Cette semaine, Michel Barnier a convié à déjeuner trois de ses prédécesseurs. Le premier, mardi, fut Édouard Philippe. Avec le président d'Horizons, la relation est fluide. À ses proches, le Premier ministre confie régulièrement qu'il trouve que le parti philippiste, comme à ses yeux le MoDem, est le seul à vraiment jouer le jeu au sein du socle commun - le terme qu'il a choisi pour définir sa majorité - et qu'il saura s'en souvenir.
Jeudi, Élisabeth Borne a été la suivante. La députée Ensemble pour la République (EPR) du Calvados est venue à ces agapes avec le goût amer qui lui restait après le débat budgétaire. Cet automne, elle a détesté la stratégie adoptée par Michel Barnier de laisser pourrir les discussions à l'Assemblée. Elle a trouvé que cela avait donné aux députés de la (très relative) majorité, quasi systématiquement mis en minorité, un sentiment d'inutilité. Certes, contrairement à elle, Michel Barnier n'a pas voulu avoir recours au 49.3.

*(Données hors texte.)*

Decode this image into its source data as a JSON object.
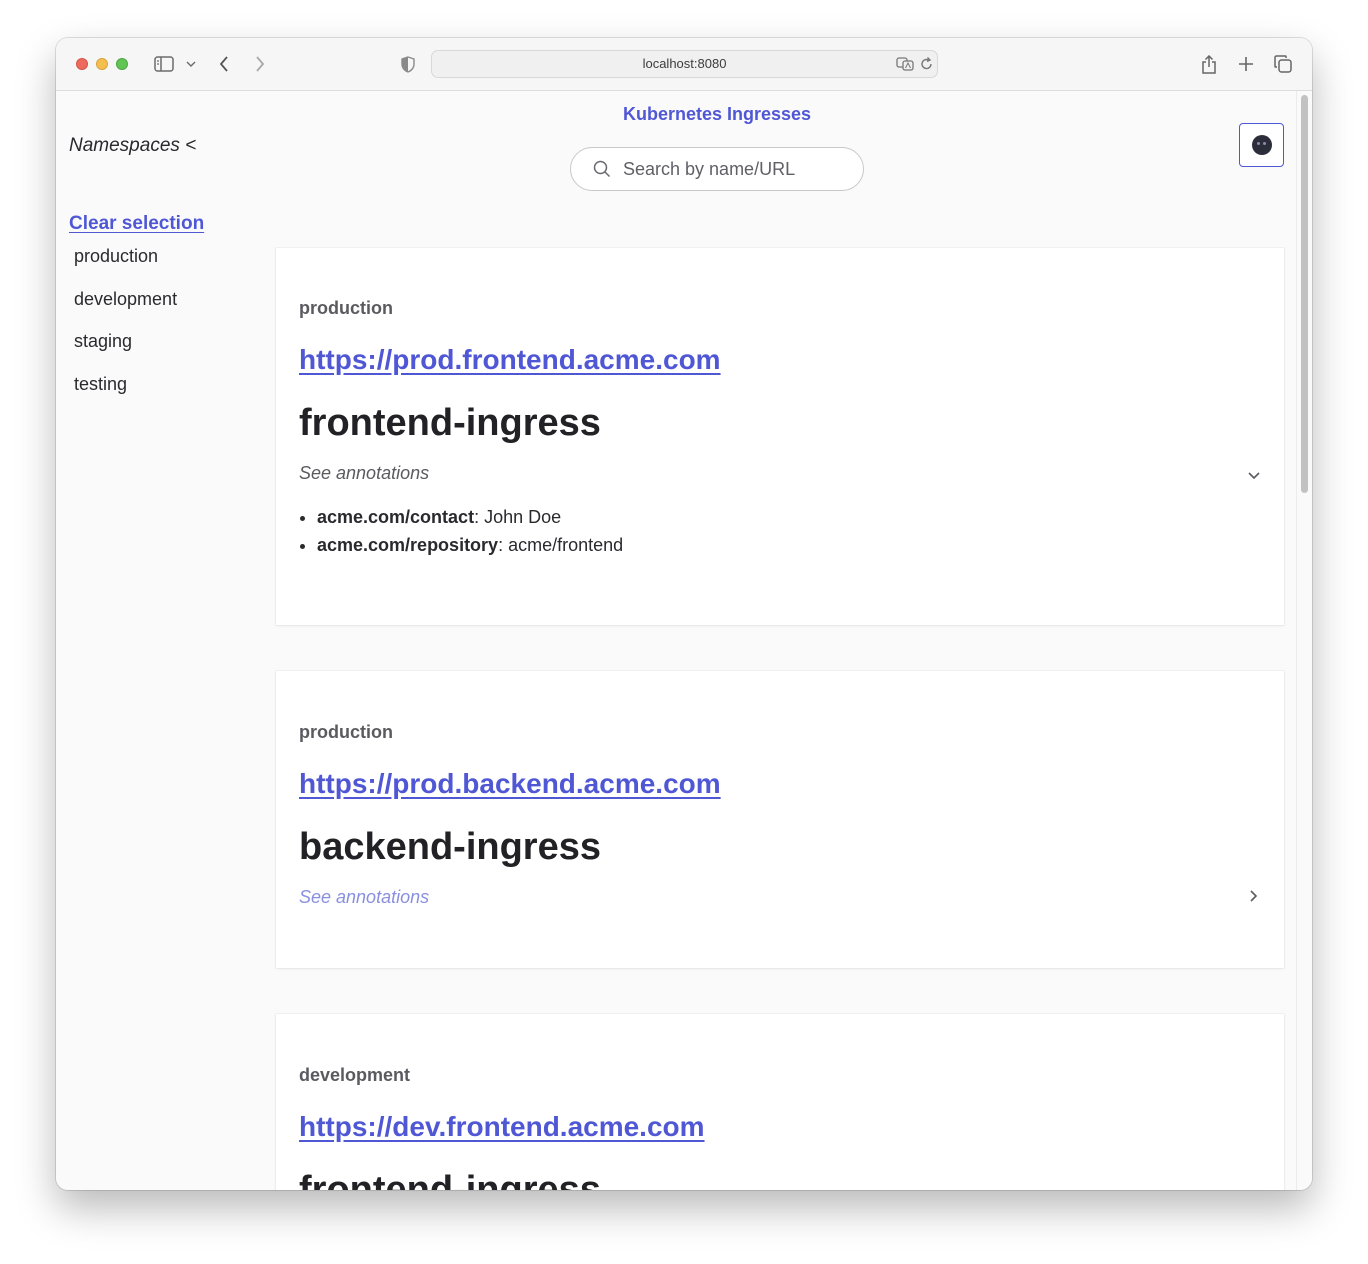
{
  "browser": {
    "url": "localhost:8080"
  },
  "app": {
    "title": "Kubernetes Ingresses"
  },
  "sidebar": {
    "toggle_label": "Namespaces <",
    "clear_label": "Clear selection",
    "namespaces": [
      "production",
      "development",
      "staging",
      "testing"
    ]
  },
  "search": {
    "placeholder": "Search by name/URL",
    "value": ""
  },
  "colors": {
    "accent": "#5057d5",
    "text": "#222226",
    "muted": "#5a5a60",
    "annotation_collapsed": "#8a8fe0"
  },
  "cards": [
    {
      "namespace": "production",
      "url": "https://prod.frontend.acme.com",
      "name": "frontend-ingress",
      "annotations_label": "See annotations",
      "expanded": true,
      "annotations": [
        {
          "key": "acme.com/contact",
          "value": ": John Doe"
        },
        {
          "key": "acme.com/repository",
          "value": ": acme/frontend"
        }
      ]
    },
    {
      "namespace": "production",
      "url": "https://prod.backend.acme.com",
      "name": "backend-ingress",
      "annotations_label": "See annotations",
      "expanded": false,
      "annotations": []
    },
    {
      "namespace": "development",
      "url": "https://dev.frontend.acme.com",
      "name": "frontend-ingress"
    }
  ]
}
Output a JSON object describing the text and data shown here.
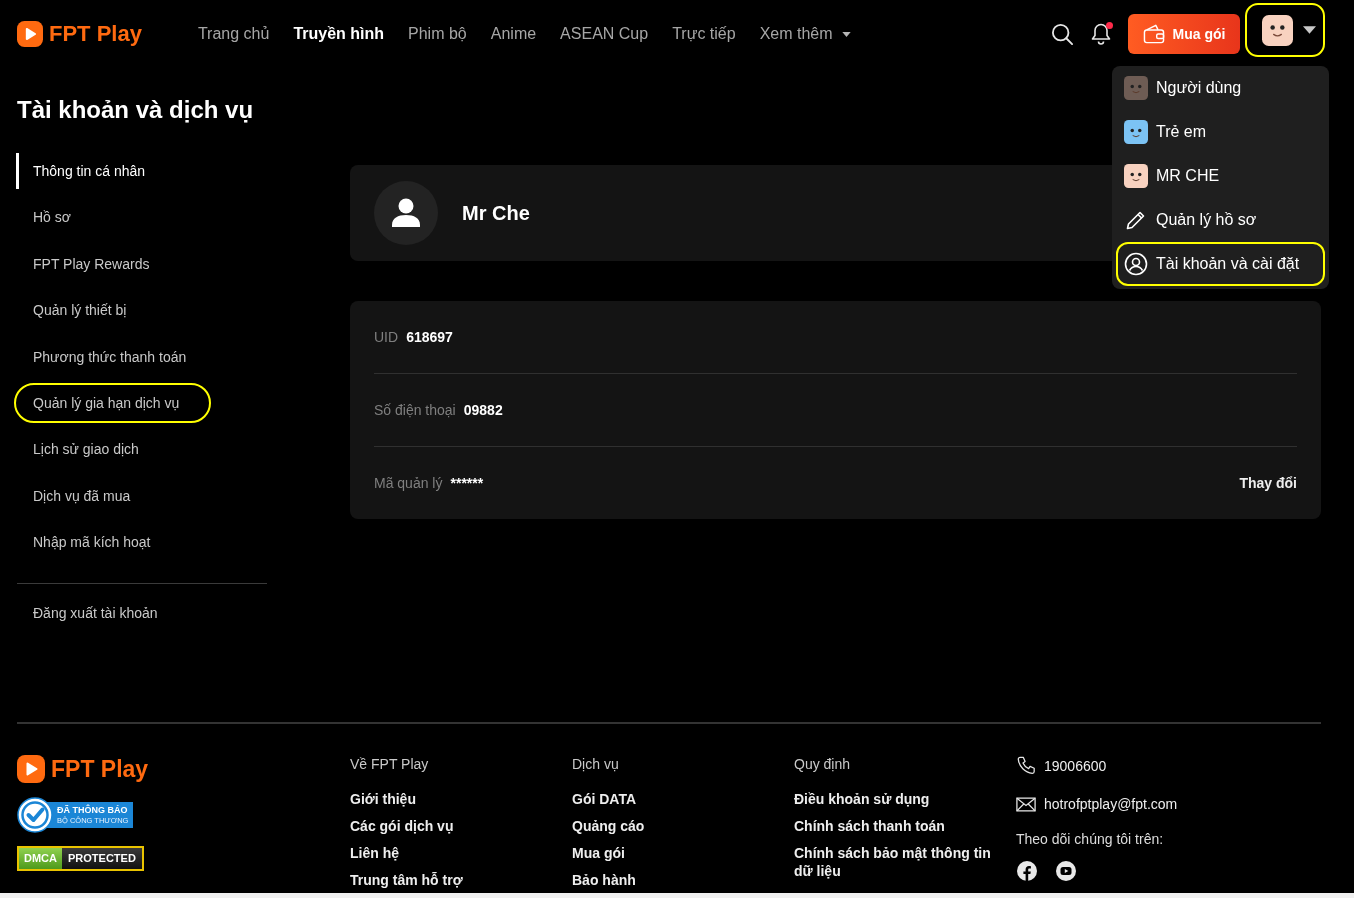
{
  "header": {
    "logo": "FPT Play",
    "nav": [
      {
        "label": "Trang chủ",
        "selected": false
      },
      {
        "label": "Truyền hình",
        "selected": true
      },
      {
        "label": "Phim bộ",
        "selected": false
      },
      {
        "label": "Anime",
        "selected": false
      },
      {
        "label": "ASEAN Cup",
        "selected": false
      },
      {
        "label": "Trực tiếp",
        "selected": false
      },
      {
        "label": "Xem thêm",
        "selected": false,
        "has_menu": true
      }
    ],
    "notifications_unread": true,
    "buy_button": "Mua gói",
    "account_button": {
      "expanded": true,
      "highlighted": true
    }
  },
  "account_menu": {
    "items": [
      {
        "kind": "profile",
        "label": "Người dùng",
        "color": "#6e5c54",
        "highlighted": false
      },
      {
        "kind": "profile",
        "label": "Trẻ em",
        "color": "#7cc3f4",
        "highlighted": false
      },
      {
        "kind": "profile",
        "label": "MR CHE",
        "color": "#f8d2c0",
        "highlighted": false
      },
      {
        "kind": "manage",
        "label": "Quản lý hồ sơ",
        "highlighted": false
      },
      {
        "kind": "account",
        "label": "Tài khoản và cài đặt",
        "highlighted": true
      }
    ]
  },
  "page_title": "Tài khoản và dịch vụ",
  "sidebar": {
    "items": [
      {
        "label": "Thông tin cá nhân",
        "selected": true,
        "highlighted": false
      },
      {
        "label": "Hồ sơ",
        "selected": false,
        "highlighted": false
      },
      {
        "label": "FPT Play Rewards",
        "selected": false,
        "highlighted": false
      },
      {
        "label": "Quản lý thiết bị",
        "selected": false,
        "highlighted": false
      },
      {
        "label": "Phương thức thanh toán",
        "selected": false,
        "highlighted": false
      },
      {
        "label": "Quản lý gia hạn dịch vụ",
        "selected": false,
        "highlighted": true
      },
      {
        "label": "Lịch sử giao dịch",
        "selected": false,
        "highlighted": false
      },
      {
        "label": "Dịch vụ đã mua",
        "selected": false,
        "highlighted": false
      },
      {
        "label": "Nhập mã kích hoạt",
        "selected": false,
        "highlighted": false
      }
    ],
    "logout": "Đăng xuất tài khoản"
  },
  "profile": {
    "name": "Mr Che"
  },
  "account_info": {
    "rows": [
      {
        "label": "UID",
        "value": "618697"
      },
      {
        "label": "Số điện thoại",
        "value": "09882"
      },
      {
        "label": "Mã quản lý",
        "value": "******",
        "action": "Thay đổi"
      }
    ]
  },
  "footer": {
    "logo": "FPT Play",
    "notice_badge": {
      "title": "ĐÃ THÔNG BÁO",
      "subtitle": "BỘ CÔNG THƯƠNG"
    },
    "dmca_badge": {
      "left": "DMCA",
      "right": "PROTECTED"
    },
    "columns": [
      {
        "heading": "Về FPT Play",
        "links": [
          "Giới thiệu",
          "Các gói dịch vụ",
          "Liên hệ",
          "Trung tâm hỗ trợ"
        ]
      },
      {
        "heading": "Dịch vụ",
        "links": [
          "Gói DATA",
          "Quảng cáo",
          "Mua gói",
          "Bảo hành"
        ]
      },
      {
        "heading": "Quy định",
        "links": [
          "Điều khoản sử dụng",
          "Chính sách thanh toán",
          "Chính sách bảo mật thông tin dữ liệu"
        ]
      }
    ],
    "contact": {
      "phone": "19006600",
      "email": "hotrofptplay@fpt.com",
      "follow_label": "Theo dõi chúng tôi trên:",
      "socials": [
        {
          "kind": "facebook"
        },
        {
          "kind": "video"
        }
      ]
    }
  }
}
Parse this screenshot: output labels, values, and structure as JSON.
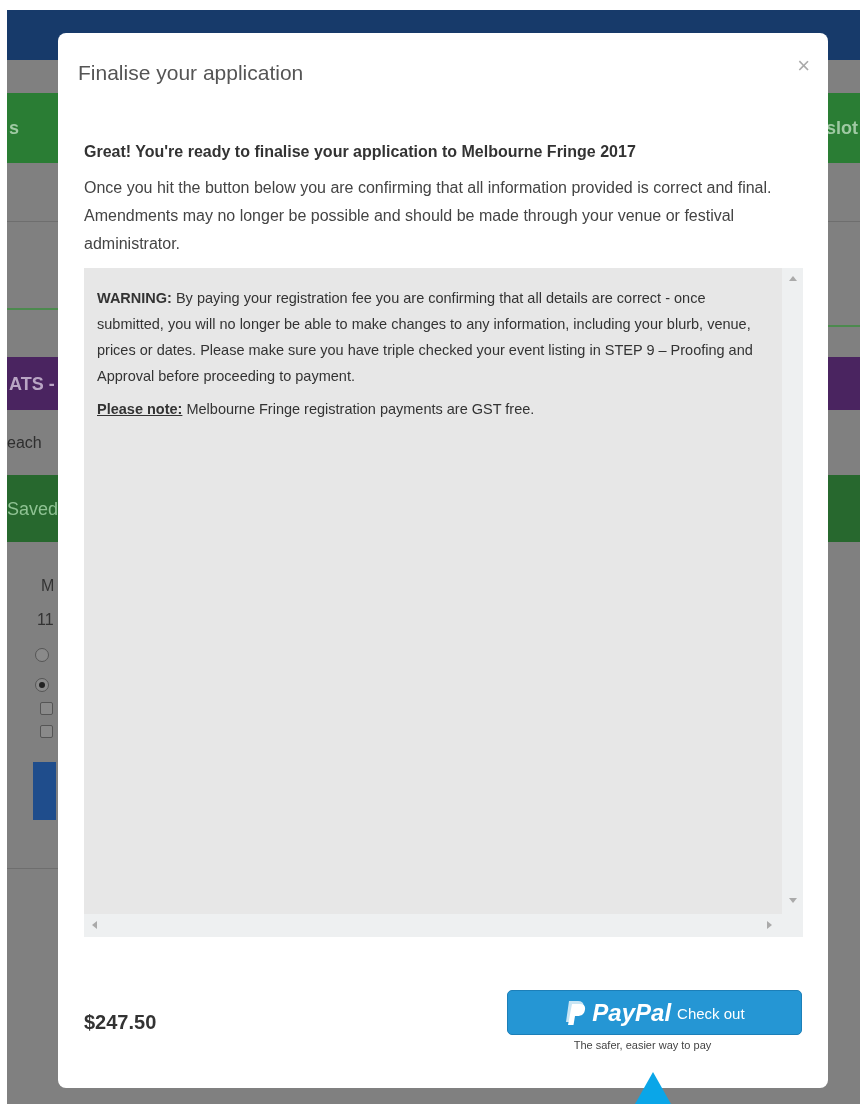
{
  "background": {
    "tab_bar": {
      "left_text": "s",
      "right_text": "slot"
    },
    "banner": "ATS -",
    "hint": "each",
    "status": "Saved",
    "column_header": "M",
    "column_value": "11",
    "radios": [
      {
        "selected": false
      },
      {
        "selected": true
      }
    ],
    "checkboxes": [
      {
        "checked": false
      },
      {
        "checked": false
      }
    ]
  },
  "modal": {
    "title": "Finalise your application",
    "close": "×",
    "heading": "Great! You're ready to finalise your application to Melbourne Fringe 2017",
    "intro": "Once you hit the button below you are confirming that all information provided is correct and final. Amendments may no longer be possible and should be made through your venue or festival administrator.",
    "warning": "**WARNING:** By paying your registration fee you are confirming that all details are correct - once submitted, you will no longer be able to make changes to any information, including your blurb, venue, prices or dates. Please make sure you have triple checked your event listing in STEP 9 – Proofing and Approval before proceeding to payment.",
    "note_label": "Please note:",
    "note_text": "Melbourne Fringe registration payments are GST free.",
    "price": "$247.50",
    "paypal": {
      "brand": "PayPal",
      "action": "Check out",
      "tagline": "The safer, easier way to pay"
    }
  }
}
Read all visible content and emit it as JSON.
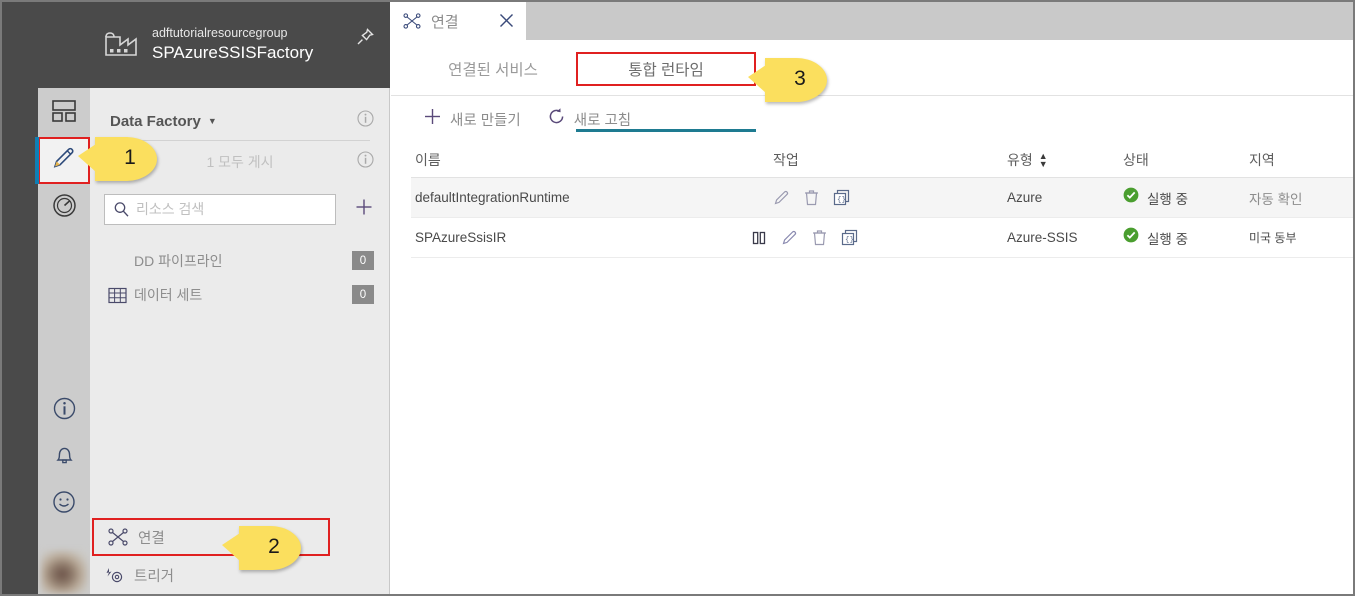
{
  "colors": {
    "accent_teal": "#1e7b91",
    "highlight_red": "#e02020",
    "callout_yellow": "#fbdf5e",
    "status_green": "#4a9e2f",
    "dark_chrome": "#4a4a4a"
  },
  "left_rail": {
    "items": [
      {
        "name": "overview-icon",
        "icon": "dashboard-icon"
      },
      {
        "name": "author-icon",
        "icon": "pencil-icon",
        "selected": true
      },
      {
        "name": "monitor-icon",
        "icon": "gauge-icon"
      }
    ],
    "bottom_items": [
      {
        "name": "info-icon",
        "icon": "info-circle-icon"
      },
      {
        "name": "notifications-icon",
        "icon": "bell-icon"
      },
      {
        "name": "feedback-icon",
        "icon": "smiley-icon"
      }
    ]
  },
  "header": {
    "resource_group": "adftutorialresourcegroup",
    "factory_name": "SPAzureSSISFactory",
    "factory_icon": "factory-icon",
    "pin_icon": "pin-icon"
  },
  "sidebar": {
    "title": "Data Factory",
    "caret": "▼",
    "publish_label": "1 모두 게시",
    "search": {
      "placeholder": "리소스 검색",
      "value": "",
      "icon": "search-icon"
    },
    "add_label": "+",
    "resources": [
      {
        "label": "DD 파이프라인",
        "count": "0",
        "icon": "pipeline-icon"
      },
      {
        "label": "데이터 세트",
        "count": "0",
        "icon": "table-icon"
      }
    ],
    "bottom": [
      {
        "label": "연결",
        "icon": "connections-icon",
        "highlighted": true
      },
      {
        "label": "트리거",
        "icon": "trigger-icon",
        "highlighted": false
      }
    ]
  },
  "tab": {
    "label": "연결",
    "icon": "connections-icon",
    "close_icon": "close-icon"
  },
  "subtabs": [
    {
      "label": "연결된 서비스",
      "active": false
    },
    {
      "label": "통합 런타임",
      "active": true
    }
  ],
  "toolbar": {
    "new_label": "새로 만들기",
    "new_icon": "plus-icon",
    "refresh_label": "새로 고침",
    "refresh_icon": "refresh-icon"
  },
  "table": {
    "columns": [
      {
        "label": "이름",
        "sortable": false
      },
      {
        "label": "작업",
        "sortable": false
      },
      {
        "label": "유형",
        "sortable": true
      },
      {
        "label": "상태",
        "sortable": false
      },
      {
        "label": "지역",
        "sortable": false
      }
    ],
    "rows": [
      {
        "name": "defaultIntegrationRuntime",
        "actions": [
          "edit-icon",
          "delete-icon",
          "code-icon"
        ],
        "type": "Azure",
        "status": "실행 중",
        "status_icon": "check-circle-icon",
        "region": "자동 확인"
      },
      {
        "name": "SPAzureSsisIR",
        "actions": [
          "pause-icon",
          "edit-icon",
          "delete-icon",
          "code-icon"
        ],
        "type": "Azure-SSIS",
        "status": "실행 중",
        "status_icon": "check-circle-icon",
        "region": "미국 동부"
      }
    ]
  },
  "callouts": [
    {
      "id": 1,
      "label": "1"
    },
    {
      "id": 2,
      "label": "2"
    },
    {
      "id": 3,
      "label": "3"
    }
  ]
}
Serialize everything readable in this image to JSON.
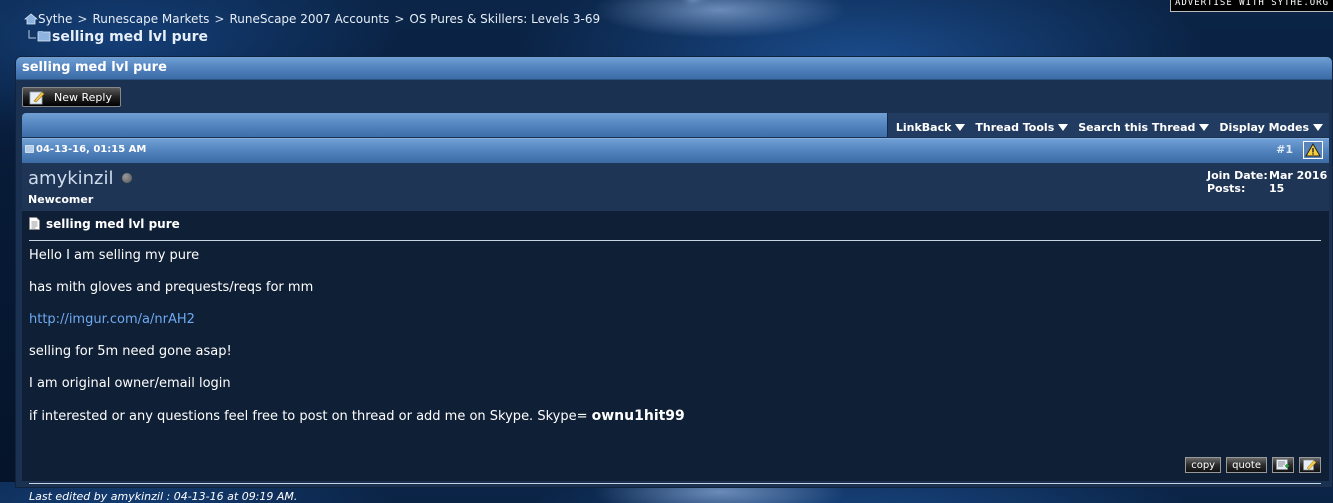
{
  "header": {
    "ad_text": "ADVERTISE WITH SYTHE.ORG",
    "breadcrumb": [
      "Sythe",
      "Runescape Markets",
      "RuneScape 2007 Accounts",
      "OS Pures & Skillers: Levels 3-69"
    ],
    "breadcrumb_separator": ">",
    "current_thread": "selling med lvl pure"
  },
  "thread": {
    "title": "selling med lvl pure",
    "new_reply_label": "New Reply",
    "menus": [
      "LinkBack",
      "Thread Tools",
      "Search this Thread",
      "Display Modes"
    ]
  },
  "post": {
    "date": "04-13-16, 01:15 AM",
    "number": "#1",
    "username": "amykinzil",
    "user_title": "Newcomer",
    "join_date_label": "Join Date:",
    "join_date": "Mar 2016",
    "posts_label": "Posts:",
    "posts": "15",
    "title": "selling med lvl pure",
    "lines": [
      "Hello I am selling my pure",
      "has mith gloves and prequests/reqs for mm",
      "http://imgur.com/a/nrAH2",
      "selling for 5m need gone asap!",
      "I am original owner/email login",
      "if interested or any questions feel free to post on thread or add me on Skype. Skype="
    ],
    "skype_id": "ownu1hit99",
    "edited_note": "Last edited by amykinzil : 04-13-16 at 09:19 AM.",
    "buttons": {
      "copy": "copy",
      "quote": "quote"
    }
  },
  "colors": {
    "link": "#6fa9f0",
    "header_blue": "#4f80bb",
    "panel_bg": "#1a3151",
    "post_bg": "#0f1f36"
  },
  "icons": [
    "home-icon",
    "folder-icon",
    "new-reply-icon",
    "menu-arrow-icon",
    "post-icon",
    "report-icon",
    "online-status-icon",
    "document-icon",
    "multiquote-icon",
    "quick-reply-icon"
  ]
}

Mais le résultat est-il au final plus satisfaisant ? Même si Élisabeth Borne a pour habitude de parler assez franchement, le Premier ministre l'apprécie beaucoup. En septembre, à l'occasion de la formation du gouvernement, il lui avait proposé le portefeuille de la Défense. « Comme tu as revendiqué une rupture avec les années passées et que j'ai porté durant celles-ci beaucoup des réformes symboliques, je ne vais pas faire une rupture avec moi-même » : c'est ainsi qu'elle avait décliné son offre.